WASHINGTON — A year after a mob stormed the U.S. Capitol, breaking doors and windows, assaulting Capitol police and causing members of Congress to go into hiding, members of Siouxland’s tri-state Congressional delegation offered their thoughts on what happened and what followed.
U.S. Rep. Dusty Johnson, a Republican representing South Dakota’s at-large Congressional district, said on Wednesday that the threat on Jan. 6 of a disruption to the peaceful transfer of power filled him with anger.
Johnson said he still feels that way, although he added that it feels good to know that the criminal justice process proved its ability to hold lawbreakers accountable. Numerous participants in the Capitol break-in have been brought up on federal charges in the last year, and in some cases prison sentences have been handed down.

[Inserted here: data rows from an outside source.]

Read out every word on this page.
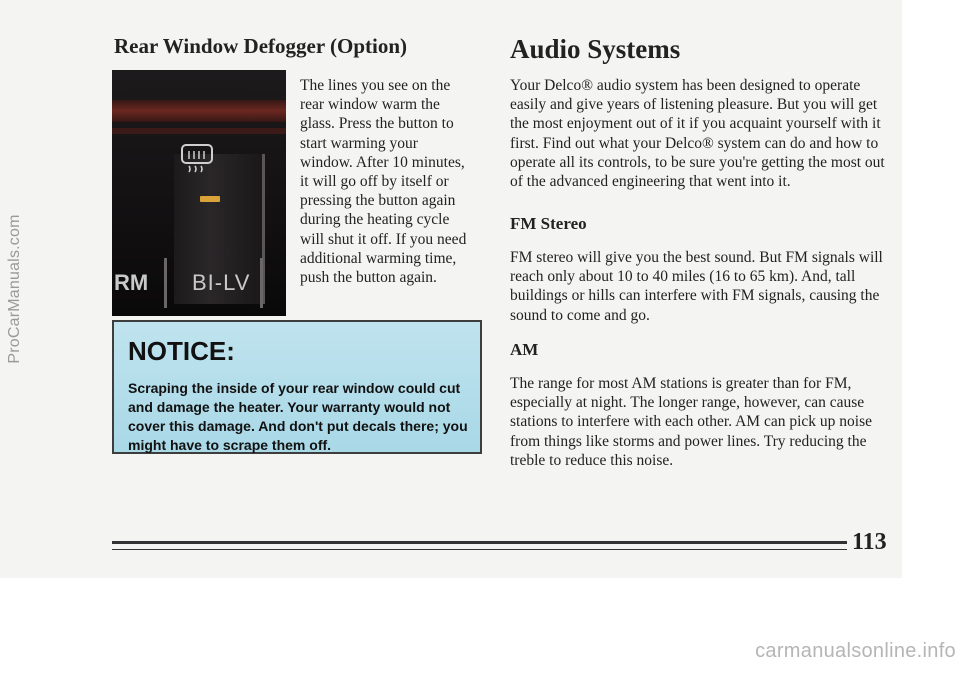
ProCarManuals.com
Rear Window Defogger (Option)

RM BI-LV

The lines you see on the rear window warm the glass. Press the button to start warming your window. After 10 minutes, it will go off by itself or pressing the button again during the heating cycle will shut it off. If you need additional warming time, push the button again.

NOTICE:

Scraping the inside of your rear window could cut and damage the heater. Your warranty would not cover this damage. And don't put decals there; you might have to scrape them off.

Audio Systems

Your Delco® audio system has been designed to operate easily and give years of listening pleasure. But you will get the most enjoyment out of it if you acquaint yourself with it first. Find out what your Delco® system can do and how to operate all its controls, to be sure you're getting the most out of the advanced engineering that went into it.

FM Stereo

FM stereo will give you the best sound. But FM signals will reach only about 10 to 40 miles (16 to 65 km). And, tall buildings or hills can interfere with FM signals, causing the sound to come and go.

AM

The range for most AM stations is greater than for FM, especially at night. The longer range, however, can cause stations to interfere with each other. AM can pick up noise from things like storms and power lines. Try reducing the treble to reduce this noise.

113

carmanualsonline.info
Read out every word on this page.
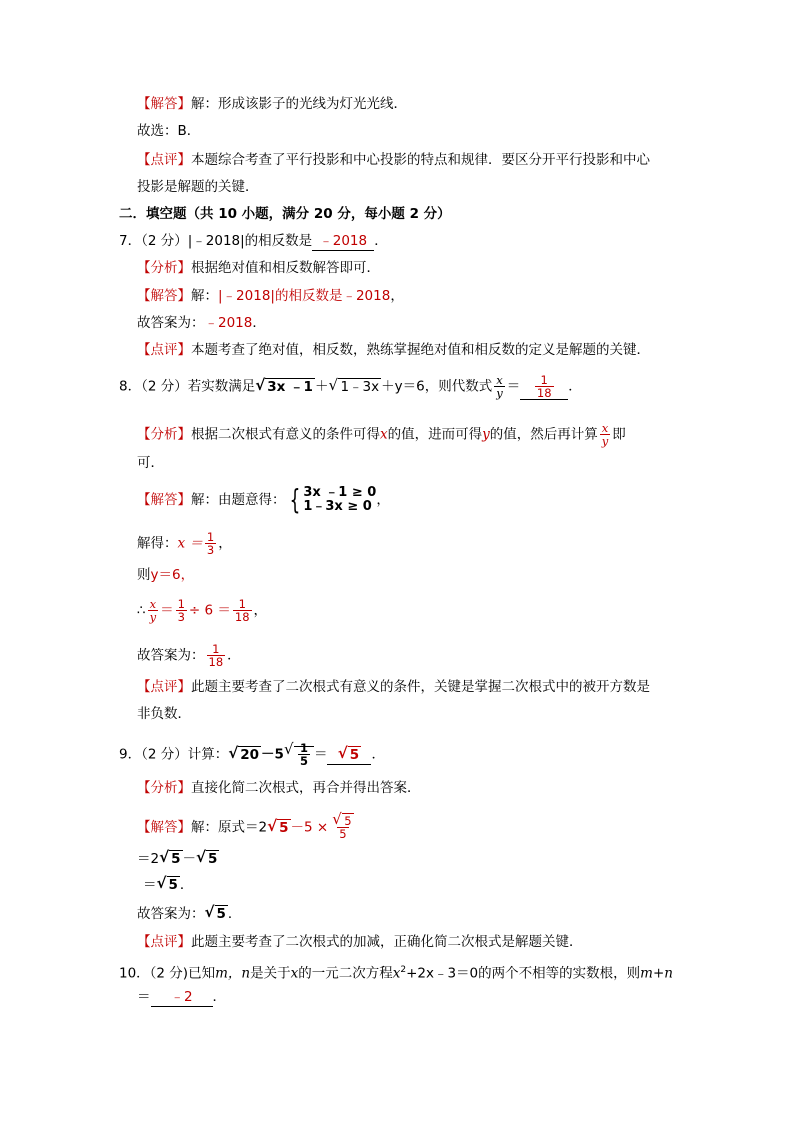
【解答】解：形成该影子的光线为灯光光线．
故选：B．
【点评】本题综合考查了平行投影和中心投影的特点和规律．要区分开平行投影和中心
投影是解题的关键．
二．填空题（共 10 小题，满分 20 分，每小题 2 分）
7．（2 分）|﹣2018|的相反数是 ﹣2018 ．
【分析】根据绝对值和相反数解答即可．
【解答】解：|﹣2018|的相反数是﹣2018，
故答案为：﹣2018．
【点评】本题考查了绝对值，相反数，熟练掌握绝对值和相反数的定义是解题的关键．
8．（2 分）若实数满足 √ 3x ﹣1 ＋ √ 1﹣3x ＋y＝6，则代数式 $\frac{x}{y} = \frac{1}{18}$ ．
【分析】根据二次根式有意义的条件可得x的值，进而可得y的值，然后再计算 $\frac{x}{y}$ 即
可．
【解答】解：由题意得： { 3x ﹣1 ≥ 0
1﹣3x ≥ 0 ，
解得：$x = \frac{1}{3}$ ，
则y＝6，
∴ $\frac{x}{y} = \frac{1}{3} \div 6 = \frac{1}{18}$ ，
故答案为： $\frac{1}{18}$ ．
【点评】此题主要考查了二次根式有意义的条件，关键是掌握二次根式中的被开方数是
非负数．
9．（2 分）计算： √ 20 －5 √ $\frac{1}{5}$ ＝ √ 5 ．
【分析】直接化简二次根式，再合并得出答案．
【解答】解：原式＝2 √ 5 －5 × √ $\frac{5}{5}$
＝2 √ 5 － √ 5
＝ √ 5 ．
故答案为： √ 5 ．
【点评】此题主要考查了二次根式的加减，正确化简二次根式是解题关键．
10．（2 分)已知m，n是关于x的一元二次方程$x^2+2x﹣3=0$的两个不相等的实数根，则m+n
＝ ﹣2 ．
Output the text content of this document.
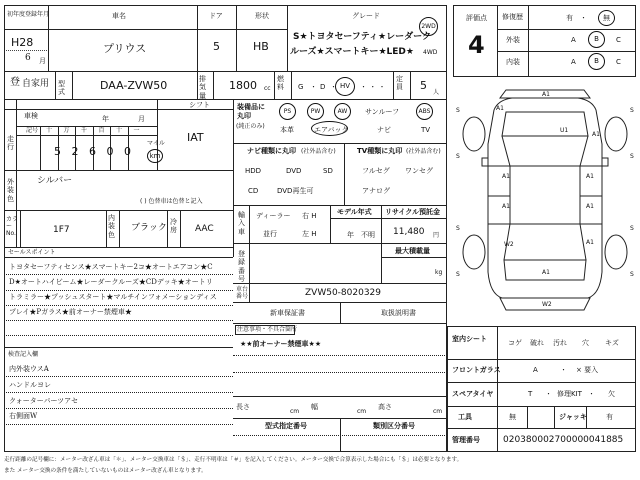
初年度登録年月
H28
6 月
車名
プリウス
ドア
5
形状
HB
グレード
S★トヨタセーフティ★レーダーク
ルーズ★スマートキー★LED★
2WD
4WD
登 自家用 型式	DAA-ZVW50	排気量
1800 cc
燃料	G ・ D ・ HV ・ ・ ・
定員	5
人
車検	年	月
シフト
IAT
走行
記号 十 万 千 百 十 一
5 2 6 0 0
マイル
km
外装色
シルバー
( ) 色替車は色替と記入
カラーNo.	1F7
内装色
ブラック
冷房 AAC
セールスポイント
トヨタセーフティセンス★スマートキー2コ★オートエアコン★C
D★オートハイビーム★レーダークルーズ★CDデッキ★オートリ
トラミラー★プッシュスタート★マルチインフォメーションディス
プレイ★Pガラス★前オーナー禁煙車★
検査記入欄
内外装ウスA
ハンドルヨレ
クォーターパーツアセ
右側面W
装備品に丸印
(純正のみ)
PS	PW	AW	サンルーフ	ABS
本革	エアバック	ナビ	TV
ナビ種類に丸印 (社外品含む)
HDD	DVD	SD
CD	DVD再生可
TV種類に丸印 (社外品含む)
フルセグ ワンセグ
アナログ
輸入車
ディーラー
並行
右 H
左 H
モデル年式
年　不明
リサイクル預託金
11,480 円
登録番号
最大積載量
kg
車台番号	ZVW50-8020329
新車保証書	取扱説明書
注意事項・不具合箇所
★★前オーナー禁煙車★★
長さ
cm
幅
cm
高さ
cm
型式指定番号	類別区分番号
評価点
4
修復歴	有 ・ 無
外装	A	B C
内装	A	B C
A1
A1
U1
A1
A1
A1
A1
A1
W2	A1
A1
W2
S	S
S	S
S	S
S	S
室内シート	コゲ 破れ 汚れ 穴 キズ
フロントガラス	A	・ × 要入
スペアタイヤ	T ・ 修理KIT ・ 欠
工具	無	ジャッキ	有
管理番号	020380002700000041885
走行距離の記号欄に：メーター改ざん車は「＊」、メーター交換車は「＄」、走行不明車は「＃」を記入してください。メーター交換で合算表示した場合にも「＄」は必要となります。
また メーター交換の条件を満たしていないものはメーター改ざん車となります。
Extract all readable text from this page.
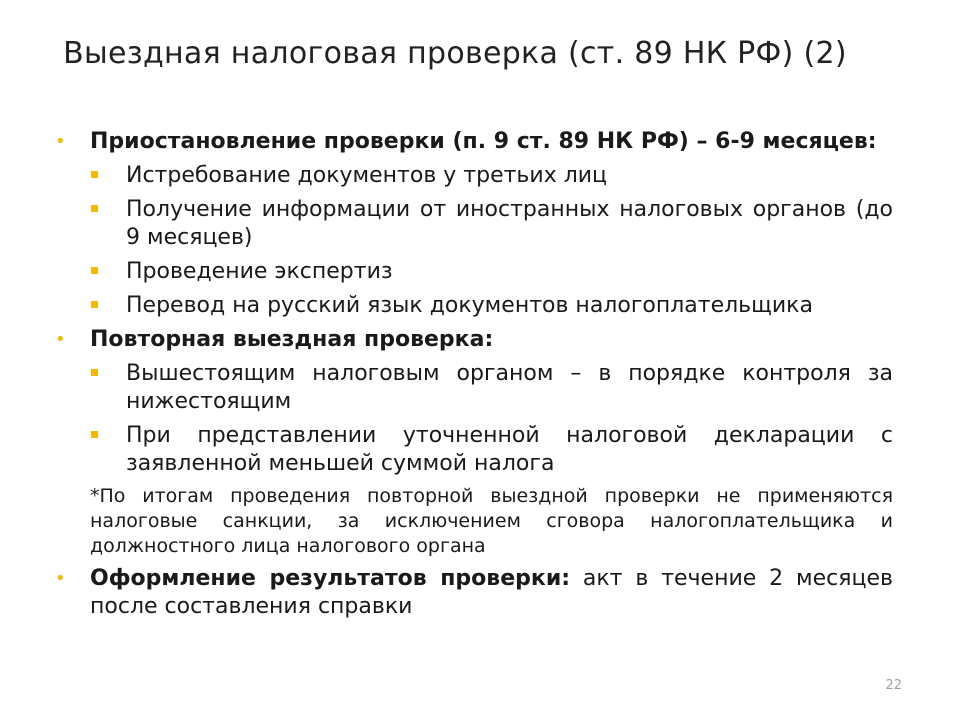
Выездная налоговая проверка (ст. 89 НК РФ) (2)
• Приостановление проверки (п. 9 ст. 89 НК РФ) – 6-9 месяцев:
Истребование документов у третьих лиц
Получение информации от иностранных налоговых органов (до 9 месяцев)
Проведение экспертиз
Перевод на русский язык документов налогоплательщика
• Повторная выездная проверка:
Вышестоящим налоговым органом – в порядке контроля за нижестоящим
При представлении уточненной налоговой декларации с заявленной меньшей суммой налога
*По итогам проведения повторной выездной проверки не применяются налоговые санкции, за исключением сговора налогоплательщика и должностного лица налогового органа
• Оформление результатов проверки: акт в течение 2 месяцев после составления справки
22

“My predominant emotion was anger. I mean, I know there were a lot of people who were scared, and I think fear was entirely appropriate, but I was mostly angry,” Johnson said in a phone call Wednesday while visiting South Dakota’s west river region. “The American system is really founded on the idea that, we don’t use violence to advance political causes. I was angry when people tried to do that in the inner city the summer before, and I was angry when people were doing it at the United States Capitol.”
GOP Rep. Adrian Smith, who represents Nebraska’s sprawling Third Congressional District, suggested that House Speaker Nancy Pelosi and the Select Committee investigating Jan. 6 should be focused on the security failures of that day, rather than on political causes of the riot.
During the certification of the electoral tallies on Jan. 6, Smith was the only member of Nebraska’s three-member congressional delegation who objected to the results.
In the months since the uprising, some Republicans have sought to reframe the events of Jan. 6 as the result of Pelosi’s allegedly poor oversight of Capitol security forces, rather than a result of President Donald Trump egging on his supporters, which has generally been the Democratic narrative.
“The riot at the Capitol last January was a tragic and unacceptable event. While our criminal justice system is prosecuting those who violently forced their way into the building, it is important we work together to prevent a similar event from happening again. Speaker Pelosi’s Select Committee needs to turn away from partisan opportunism and focus on why security failed and what steps need to be appropriately taken to improve security,” Smith said in a statement.
Rep. Randy Feenstra, a Republican who represents Iowa’s Fourth Congressional District, had arrived on Capitol Hill to begin his first term in Congress only a few days before the Jan. 6 attack. In a statement Wednesday, Feenstra, of Hull, did not dwell on the events of a year ago, nor the causes or the consequences, or the ongoing investigation.
“The strength of our Republic is found in the resolve of our people and the durability of our institutions. Today is not a day for partisan bickering or finger pointing. Rather, today should serve as a reminder that, like in communities all across Iowa, we are not defined by our political disagreements but by our common bonds of faith, family, community and country. My focus in Congress has, and will continue to be, on the issues that preserve and protect our great nation for future generations,” Feenstra said.
Johnson said he’d advocated for (and voted for) a nonpartisan commission to investigate the events of Jan. 6, rather than the committee that was eventually formed by majority Democrats to look into the matter. The committee, such as it is, is not something he was in favor of, and he echoed Smith’s focus on the security failures.
“One was an independent commission, which would have no politicians on it, and I voted for that. I voted against what we have now, which is the Nancy Pelosi-appointed Select Committee,” he said. “I do think that an independent commission would’ve been a far better way to get to the bottom of this. And we still haven’t answered a fundamental, important question, which is, why did we have a catastrophic security failure on Jan. 6? Who made the decisions that meant we were wholly unprepared that day, and have they been held accountable?”
The nine-member Select Committee, comprised of mostly Democratic representatives and two Republicans, is likely to release its report sometime this year.
Johnson said he’d been asked by a lot of reporters recently about his thoughts on Jan. 6. His constituents in South Dakota, he said, haven’t shown as much interest in the matter as the press has.
“It is not a topic that comes up very frequently. I mean I guess the hyper-partisans on Twitter like to post about Jan. 6 seemingly every day since then. But I mean, honestly, I get asked a lot more about the cattle markets, about inflation, about Afghanistan and the southern border, than I do about Jan. 6,” he said.